Eef Beach on the east coast, named one of Japan’s best 100 beaches by “Nihon no Mori, Taki, Nagisa, Zenkoku Kyogi-kai”, a nationwide conference composed of municipalities with forests, waterfalls, and beaches, is an example of the beauty and worth the trek to get here. The 2-kilometer-long sandy beach is a great place for a stroll in the low tide. Hate no hama, another of Kume’s exceptional beaches, offers unobstructed sea views and closeup looks at sand reefs via a 20-minute boat ride.

Connected to the island’s eastern coast, Ojima isle is also host to an extraordinary beach. Tatamiishi’s sandy shore evokes a sense of wonder with a flat hexagonal and pentagonal coastline. This curious landscape is thought to have been made by lava which cooled into these amazing shapes.
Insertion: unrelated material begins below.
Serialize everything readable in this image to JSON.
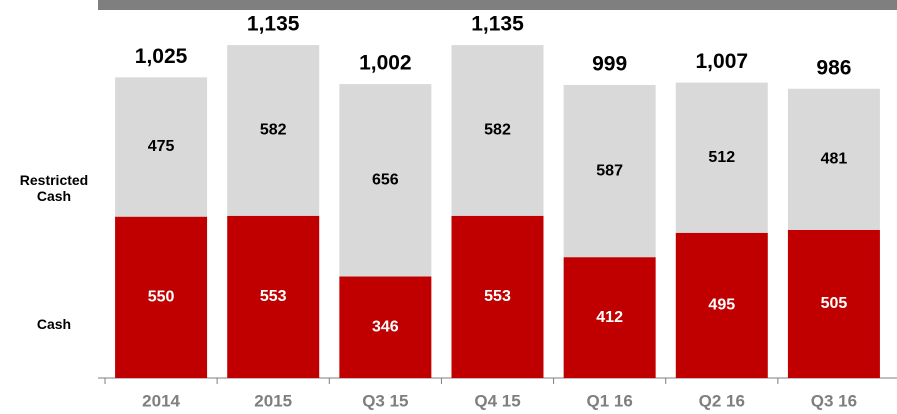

If getting a bird’s eye view is more your pace, Hiyajo-banta, a cliff 200 meters above the surface, will provide what you’re looking for. Located on the northeast coast of the island, this cliff offers a superb view of the beautiful ocean and, if weather permits, views of Aguni, Tonaki, and even Kerama islands.

Uegusuku Castle Ruins, up on Uegusuku-dake, a 310-meter-tall mountain, also offer some great views and are at the highest elevation among all the castle ruins in Okinawa. Uegusuku Castle of the Ryukyu Kingdom was the centerpiece of the island’s position in trade and commerce with China, Korea, and other Southeast Asian countries.
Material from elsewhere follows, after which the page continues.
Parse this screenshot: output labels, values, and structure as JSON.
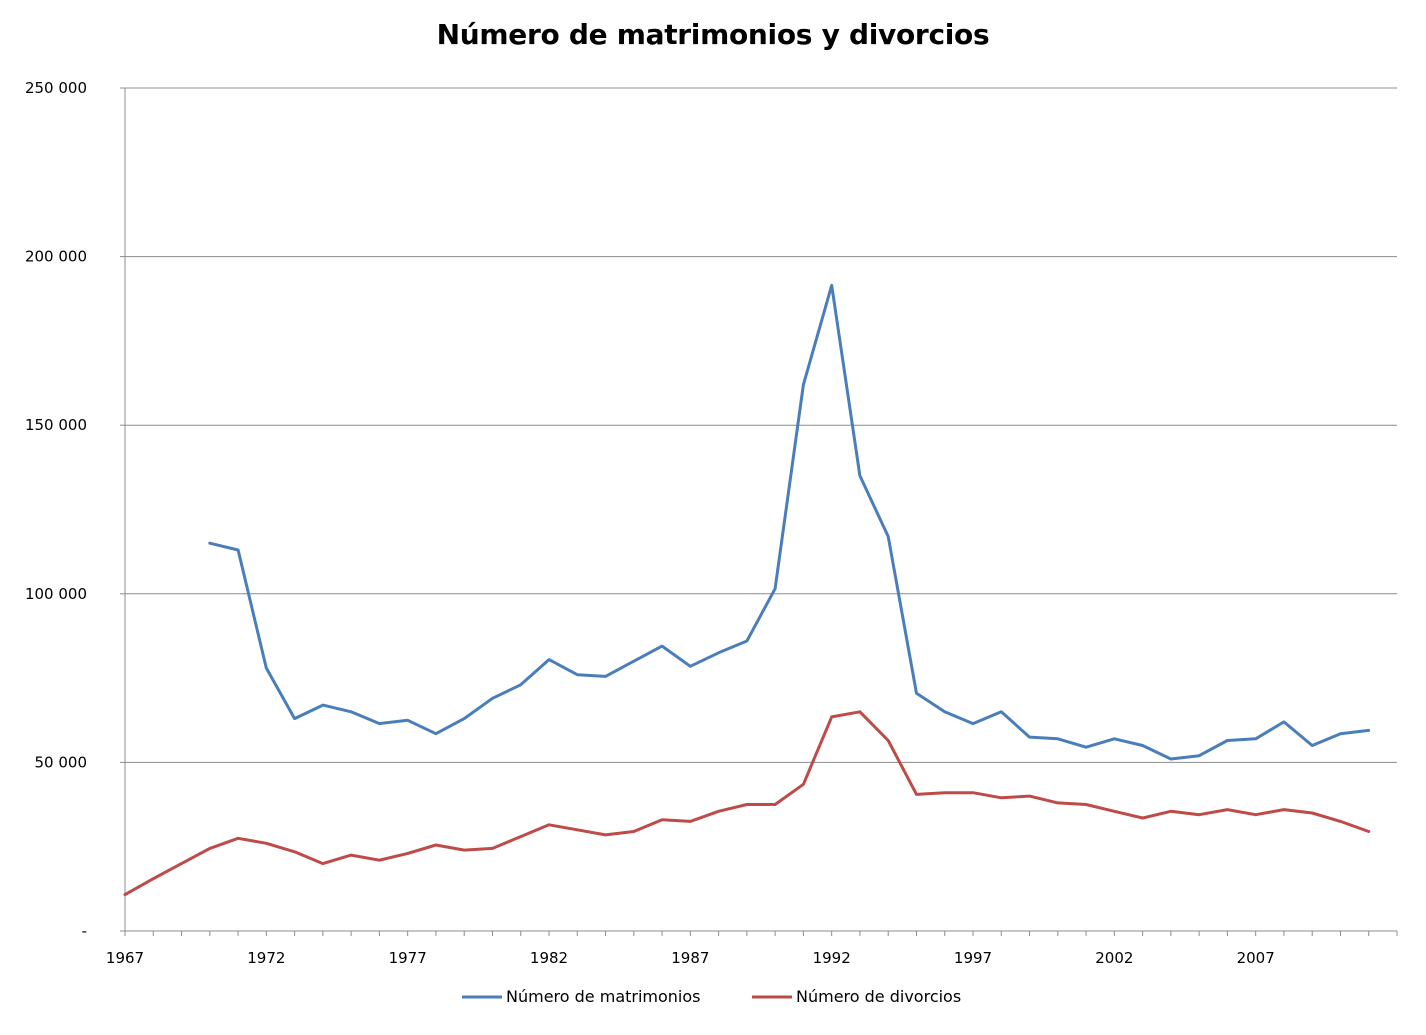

Kume Island is also known for having some amazing local food products like mangos, pineapples, miso soybean paste, and more. Shrimp from the region, however, is at the top of the list. Shrimp farming started in the 1970s on Kume Island and today it is the largest producer in the nation. At local restaurants, fresh seafood is served up in various ways such as garlic shrimp, shrimp burgers and shrimp soba.

Kume Island is as rich in natural wonders and delicious food as it is in beauty. The island awaits to dazzle both your eyes and taste buds and is definitely one that should be on every island-hopper’s bucket list.